Detection of functional sites of proteins is an important problem in computational biology and has wide implications in computational drug discovery. FEATURE by Stanford Helix Group is a system for predicting protein function based on a set of physiochemical properties of functional microenvironments and using Naive Bayesian classification for recognition of functional sites. In this work we explore the application of a novel classification method for FEATURE system with the goal of increasing its prediction accuracy. We address the challenge of learning in small sample size, highly imbalanced and high dimensional setting. We employ Support Vector Maehine(SVM) classification algorithm, which is known to be tolerant of high-dimensional low sample size problems.
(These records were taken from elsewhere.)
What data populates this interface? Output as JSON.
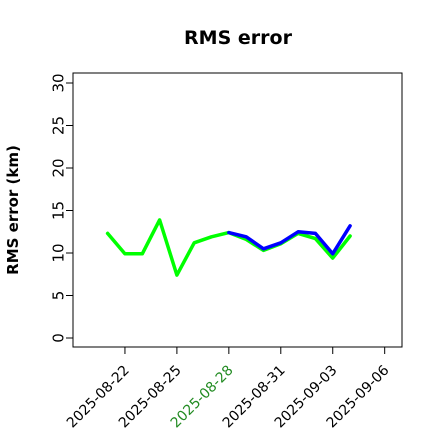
{
  "chart_data": {
    "type": "line",
    "title": "RMS error",
    "xlabel": "",
    "ylabel": "RMS error (km)",
    "ylim": [
      0,
      30
    ],
    "yticks": [
      0,
      5,
      10,
      15,
      20,
      25,
      30
    ],
    "x_axis_type": "date",
    "xlim": [
      "2025-08-19",
      "2025-09-07"
    ],
    "xticks": [
      "2025-08-22",
      "2025-08-25",
      "2025-08-28",
      "2025-08-31",
      "2025-09-03",
      "2025-09-06"
    ],
    "highlighted_xtick": "2025-08-28",
    "highlight_color": "#228B22",
    "grid": false,
    "legend": "none",
    "series": [
      {
        "color": "#0000ff",
        "x": [
          "2025-08-28",
          "2025-08-29",
          "2025-08-30",
          "2025-08-31",
          "2025-09-01",
          "2025-09-02",
          "2025-09-03",
          "2025-09-04"
        ],
        "y": [
          12.4,
          11.9,
          10.5,
          11.2,
          12.5,
          12.3,
          9.9,
          13.2
        ]
      },
      {
        "color": "#00ff00",
        "x": [
          "2025-08-21",
          "2025-08-22",
          "2025-08-23",
          "2025-08-24",
          "2025-08-25",
          "2025-08-26",
          "2025-08-27",
          "2025-08-28",
          "2025-08-29",
          "2025-08-30",
          "2025-08-31",
          "2025-09-01",
          "2025-09-02",
          "2025-09-03",
          "2025-09-04"
        ],
        "y": [
          12.3,
          9.9,
          9.9,
          13.9,
          7.4,
          11.2,
          11.9,
          12.4,
          11.6,
          10.3,
          11.1,
          12.3,
          11.7,
          9.4,
          12.0
        ]
      }
    ]
  }
}
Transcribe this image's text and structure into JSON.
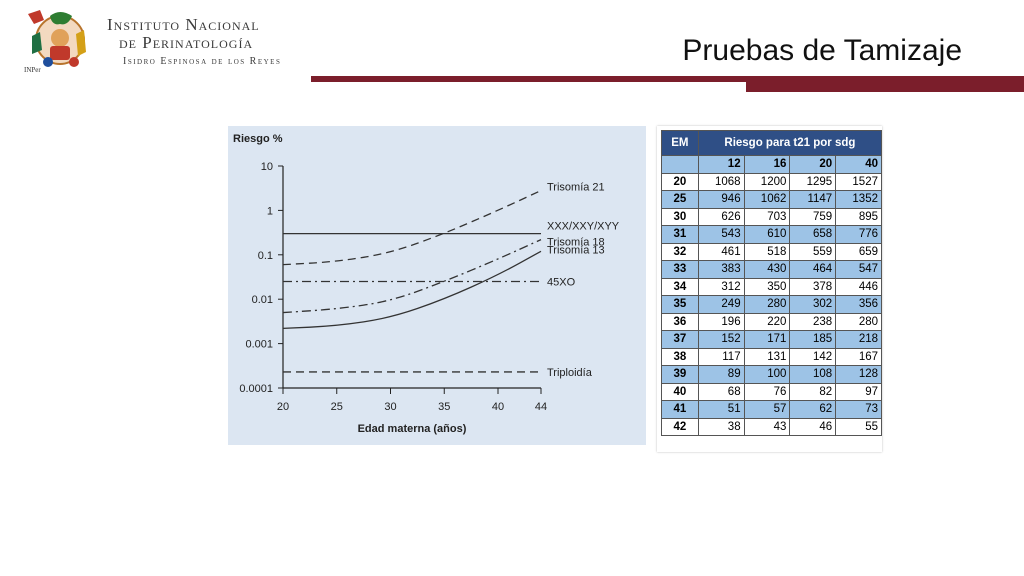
{
  "header": {
    "logo_caption": "INPer",
    "institution_line1": "Instituto Nacional",
    "institution_line2": "de Perinatología",
    "institution_line3": "Isidro Espinosa de los Reyes",
    "slide_title": "Pruebas de Tamizaje",
    "accent_color": "#7b1e2b"
  },
  "chart_data": [
    {
      "type": "line",
      "title": "",
      "ylabel": "Riesgo %",
      "xlabel": "Edad materna (años)",
      "x_ticks": [
        20,
        25,
        30,
        35,
        40,
        44
      ],
      "y_ticks": [
        "10",
        "1",
        "0.1",
        "0.01",
        "0.001",
        "0.0001"
      ],
      "y_scale": "log",
      "xlim": [
        20,
        44
      ],
      "ylim": [
        0.0001,
        10
      ],
      "grid": false,
      "background": "#dce6f2",
      "series": [
        {
          "name": "Trisomía 21",
          "style": "dashed",
          "x": [
            20,
            25,
            30,
            35,
            40,
            44
          ],
          "y": [
            0.06,
            0.07,
            0.11,
            0.3,
            1.0,
            2.8
          ]
        },
        {
          "name": "XXX/XXY/XYY",
          "style": "solid",
          "x": [
            20,
            44
          ],
          "y": [
            0.3,
            0.3
          ]
        },
        {
          "name": "Trisomía 18",
          "style": "dash-dot",
          "x": [
            20,
            25,
            30,
            35,
            40,
            44
          ],
          "y": [
            0.005,
            0.006,
            0.009,
            0.025,
            0.08,
            0.22
          ]
        },
        {
          "name": "Trisomía 13",
          "style": "solid",
          "x": [
            20,
            25,
            30,
            35,
            40,
            44
          ],
          "y": [
            0.0022,
            0.0025,
            0.0038,
            0.01,
            0.035,
            0.12
          ]
        },
        {
          "name": "45XO",
          "style": "dash-dot",
          "x": [
            20,
            44
          ],
          "y": [
            0.025,
            0.025
          ]
        },
        {
          "name": "Triploidía",
          "style": "dashed",
          "x": [
            20,
            44
          ],
          "y": [
            0.00023,
            0.00023
          ]
        }
      ]
    },
    {
      "type": "table",
      "header": [
        "EM",
        "Riesgo para t21 por sdg"
      ],
      "columns": [
        "",
        "12",
        "16",
        "20",
        "40"
      ],
      "rows": [
        [
          "20",
          "1068",
          "1200",
          "1295",
          "1527"
        ],
        [
          "25",
          "946",
          "1062",
          "1147",
          "1352"
        ],
        [
          "30",
          "626",
          "703",
          "759",
          "895"
        ],
        [
          "31",
          "543",
          "610",
          "658",
          "776"
        ],
        [
          "32",
          "461",
          "518",
          "559",
          "659"
        ],
        [
          "33",
          "383",
          "430",
          "464",
          "547"
        ],
        [
          "34",
          "312",
          "350",
          "378",
          "446"
        ],
        [
          "35",
          "249",
          "280",
          "302",
          "356"
        ],
        [
          "36",
          "196",
          "220",
          "238",
          "280"
        ],
        [
          "37",
          "152",
          "171",
          "185",
          "218"
        ],
        [
          "38",
          "117",
          "131",
          "142",
          "167"
        ],
        [
          "39",
          "89",
          "100",
          "108",
          "128"
        ],
        [
          "40",
          "68",
          "76",
          "82",
          "97"
        ],
        [
          "41",
          "51",
          "57",
          "62",
          "73"
        ],
        [
          "42",
          "38",
          "43",
          "46",
          "55"
        ]
      ],
      "header_color": "#2f4f86",
      "stripe_color": "#9dc3e6"
    }
  ]
}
We analyze the performance of the Support Vector Machine learning algorithm and compare it with Nave Bayesian algorithm currently used in FEATURE using identical accuracy measures, data, and experiment methodology. We establish that Support Vector Machine classification is advantageous for prediction of functional sites for the functional families examined. We show that SVM approach is capable of identifying functional sites that both Naive Bayesian classification and sequence based methods misclassify. We also demonstrate that for Naive Bayesian classification neither homology filtering, nor the selection of the prior have effect on classification accuracy. The improved classification mechanisms allow higher confidence in pre-screening of functional microenvironment candidates. Improved software will be made available to the public and benefit the broader research community. The work is done in collaboration with Stanford HELIX group.